The Kansas Department of Health and Environment (KDHE) requests CDC-RFA-DP18-1817 Diabetes and Heart Disease & Stroke Prevent Programs – Innovative State and Local Public Health Strategies to Prevent and Manage Diabetes and Heart Disease and Stroke funds to expand on current momentum and existing efforts to impact diabetes and cardiovascular disease outcomes in Kansas, including lessons learned from managing “State Public Health Action to Prevent and Control Diabetes, Heart Disease, Obesity and Associated Risk Factors and Promote School Health” (KS 1305) and “Actions to Prevent and Control Diabetes, Heart Disease, Obesity and Associated Risk” (KS 1422) grant programs. KDHE has identified 7 grantee communities for implementing the grant strategies, which are the sub-awardee communities that participated in KS 1422. Both Category A and B strategies will be implemented in the same communities so that work on these strategies can be mutually reinforcing. The following criteria were used to identify the target communities proposed in this application: 1) community capacity for implementing the proposed strategies; 2) population reach and burden of chronic conditions (diabetes, at risk for type 2 diabetes, HTN and high blood cholesterol); and 3) socio-demographic characteristics associated with these conditions. Criteria used to identify grantees include: 1) community capacity for implementing proposed strategies; 2) population reach and burden of diabetes, prediabetes, HTN and high cholesterol; and 3) socio-demographic characteristics associated with these conditions. These criteria were applied to select high need communities to reach priority populations disproportionately impacted by chronic disease. The communities comprised 47% of the total population of Kansas (1.37 million), providing a substantial potential reach. Four grantee communities (Finney, Johnson, Sedgwick and Wyandotte) have selected “African American and Hispanic populations” a
s the priority population and three have selected “rural population” as their priority pops for this funding opportunity.

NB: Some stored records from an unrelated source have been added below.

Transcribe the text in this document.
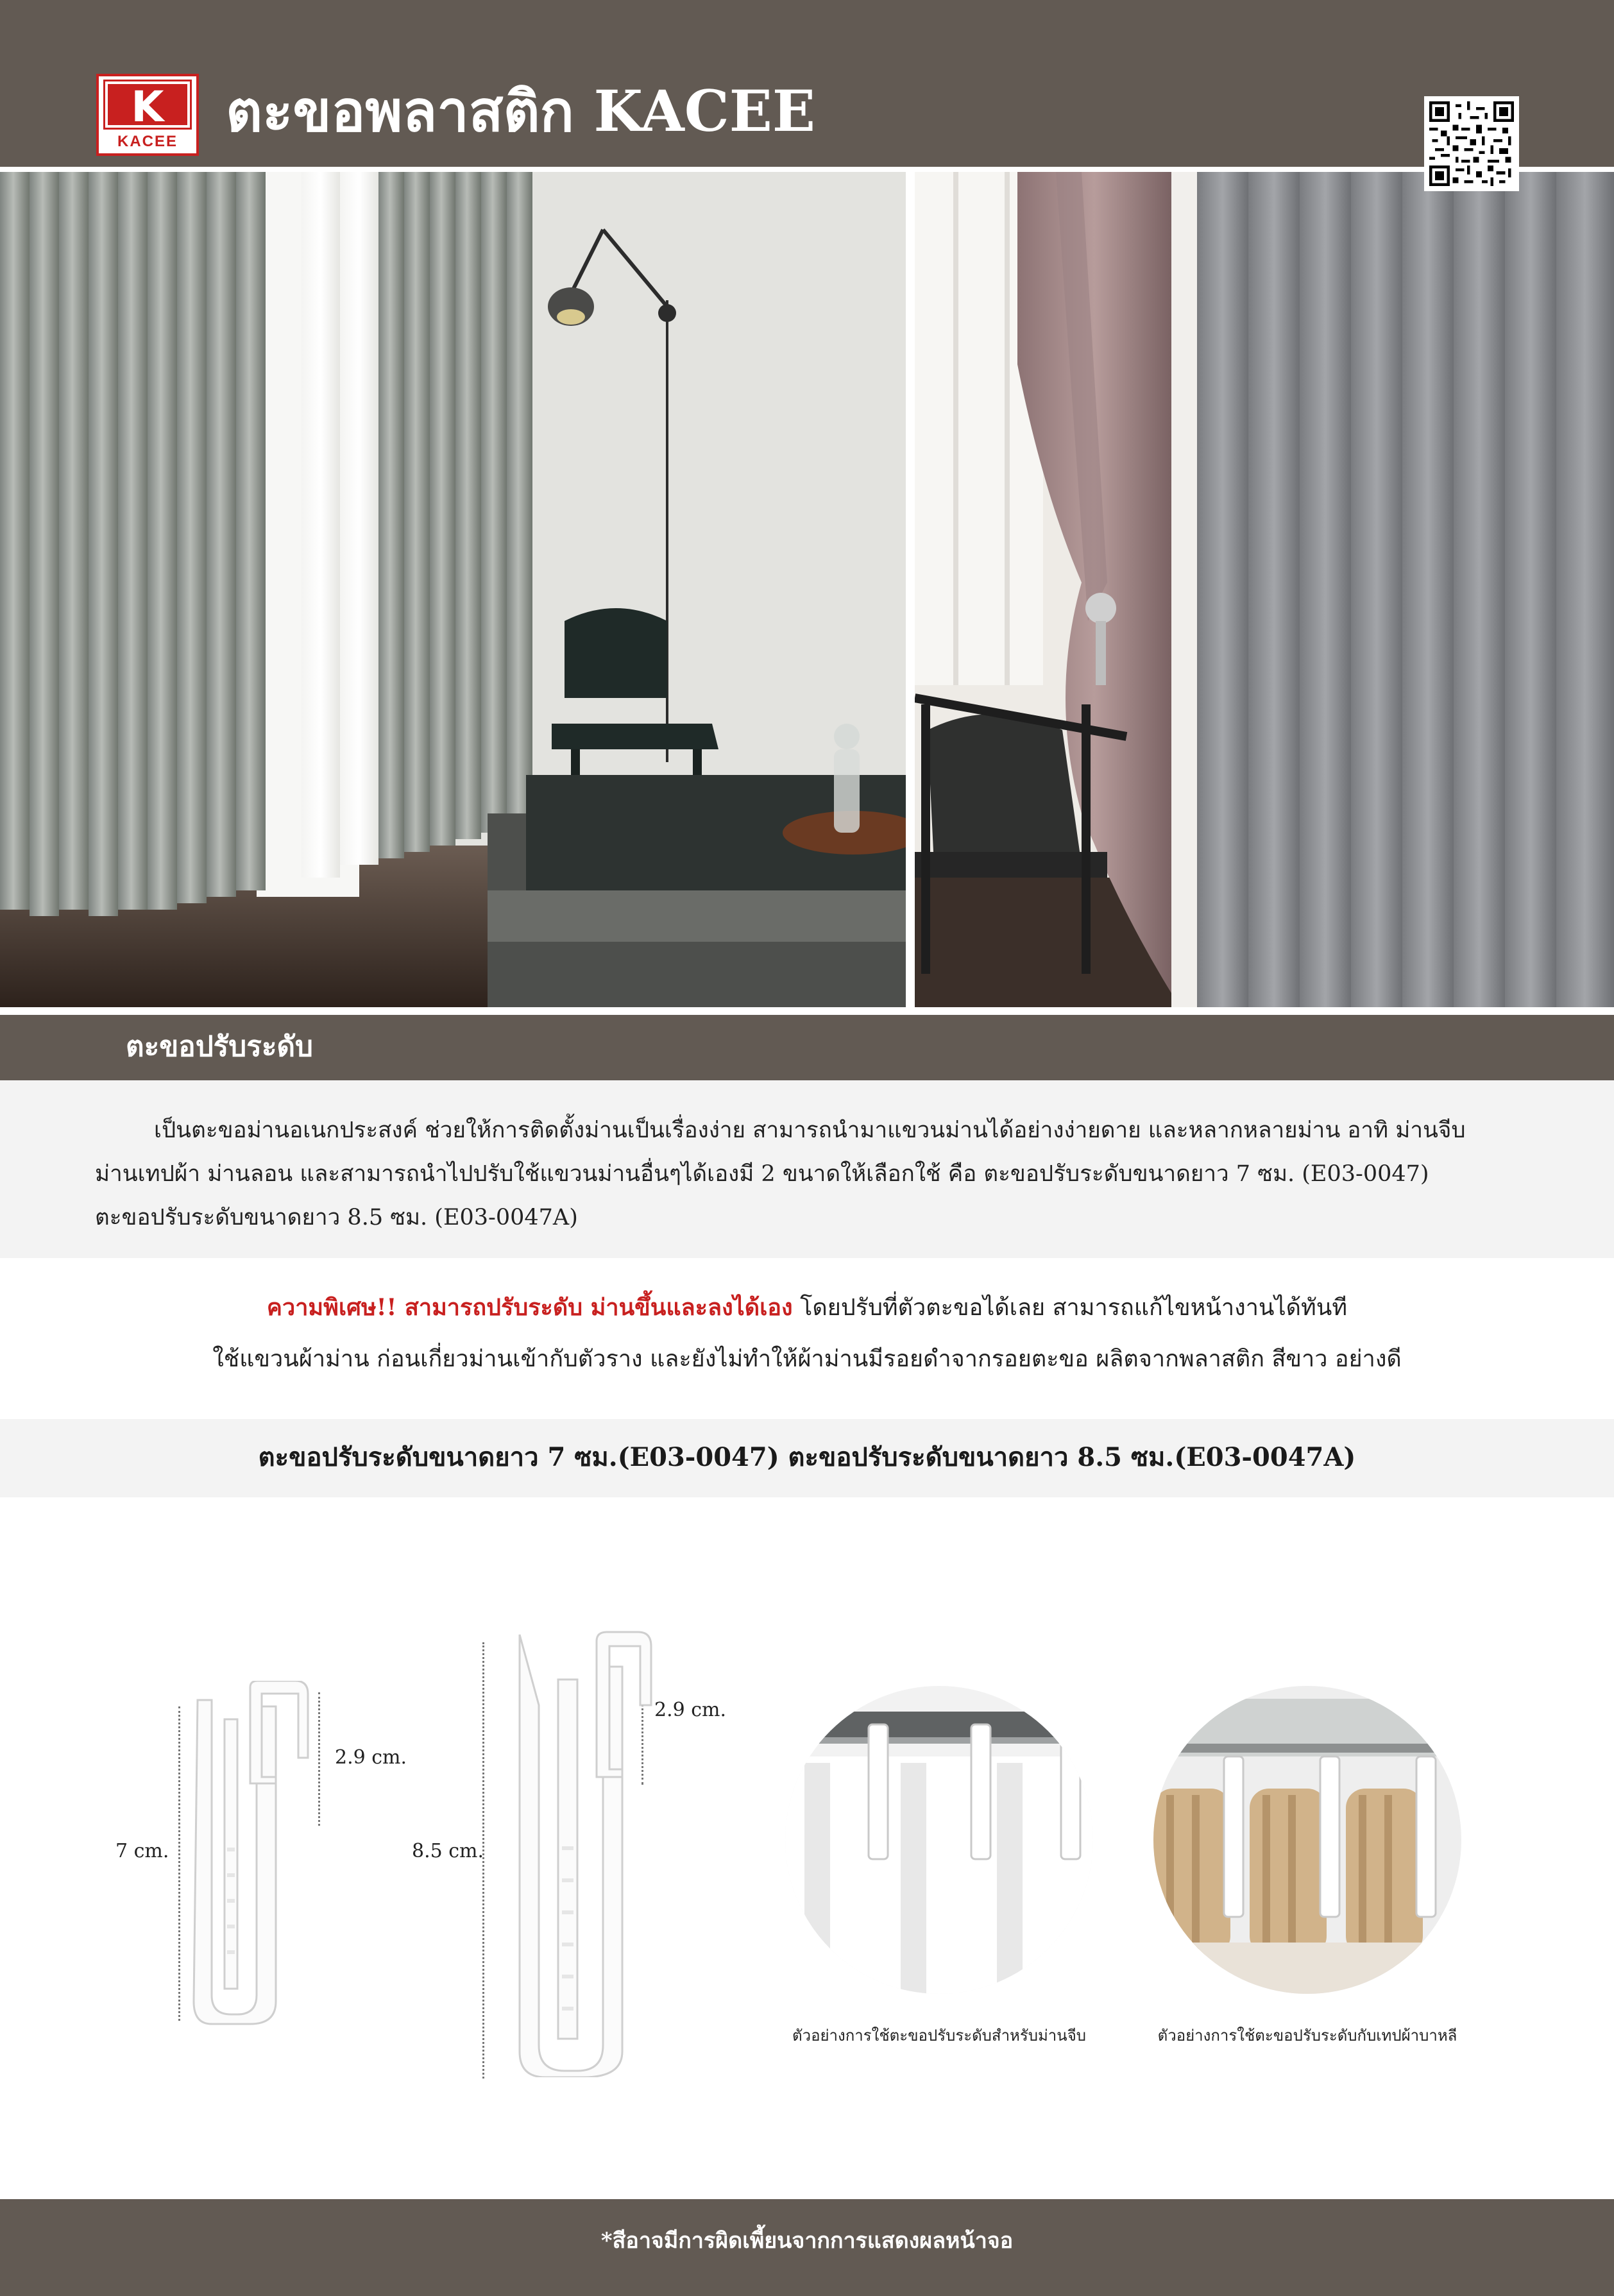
K
KACEE ตะขอพลาสติก KACEE
ตะขอปรับระดับ
เป็นตะขอม่านอเนกประสงค์ ช่วยให้การติดตั้งม่านเป็นเรื่องง่าย สามารถนำมาแขวนม่านได้อย่างง่ายดาย และหลากหลายม่าน อาทิ ม่านจีบ
ม่านเทปผ้า ม่านลอน และสามารถนำไปปรับใช้แขวนม่านอื่นๆได้เองมี 2 ขนาดให้เลือกใช้ คือ ตะขอปรับระดับขนาดยาว 7 ซม. (E03-0047)
ตะขอปรับระดับขนาดยาว 8.5 ซม. (E03-0047A)
ความพิเศษ!! สามารถปรับระดับ ม่านขึ้นและลงได้เอง โดยปรับที่ตัวตะขอได้เลย สามารถแก้ไขหน้างานได้ทันที
ใช้แขวนผ้าม่าน ก่อนเกี่ยวม่านเข้ากับตัวราง และยังไม่ทำให้ผ้าม่านมีรอยดำจากรอยตะขอ ผลิตจากพลาสติก สีขาว อย่างดี
ตะขอปรับระดับขนาดยาว 7 ซม.(E03-0047) ตะขอปรับระดับขนาดยาว 8.5 ซม.(E03-0047A)
7 cm.
2.9 cm.
8.5 cm.
2.9 cm.
ตัวอย่างการใช้ตะขอปรับระดับสำหรับม่านจีบ	ตัวอย่างการใช้ตะขอปรับระดับกับเทปผ้าบาหลี
*สีอาจมีการผิดเพี้ยนจากการแสดงผลหน้าจอ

By implementing strategies under Category A, addressing diabetes prevention and management (A.1, A.2, A.3 A.4, A.5 and A.6) and Category B, addressing cardiovascular disease prevention and management (B.1, B.3, B.4, B.5, B.6 and B.7), KDHE will apply innovative approaches to strengthen and expand infrastructure for CDC-recognized lifestyle change programs to prevent and manage diabetes, hypertension (HTN) and high blood cholesterol. This focus includes: National Diabetes Prevention Program (DPP), American Diabetes Association (ADA)-recognized/American Association of Diabetes Educators (AADE)-accredited Diabetes Self-Management Education and Support (DSMES), self-measured blood pressure (SMBP) programs. Kansas will support grantees to implement these innovative approaches to increase engagement and retention of priority populations in the programs of focus, assist participating healthcare systems to improve quality of care for diabetes, HTN and high blood cholesterol patients by incorporating non-physician team-based approaches, improving medication management, and establishing linkages with community-based lifestyle change programs. Kansas will focus on collaborating with pharmacists to promote MTM between pharmacists and physicians for managing HTN, high cholesterol, and lifestyle modification. Activities strategically engage select effective community partners and leverage resources across public and private sector organizations to ensure diabetes and CVD prevention and management strategies are implemented and tailored, culturally-appropriate communication are applied. In addition, to overall evaluation and tracking of performance measures, KDHE and grantees will also apply rigorous recipient-led evaluation for selected innovative strategies (Category A Strategies A.3 and A.5 and Category B B.3 and B.7) to assess impact of these strategies.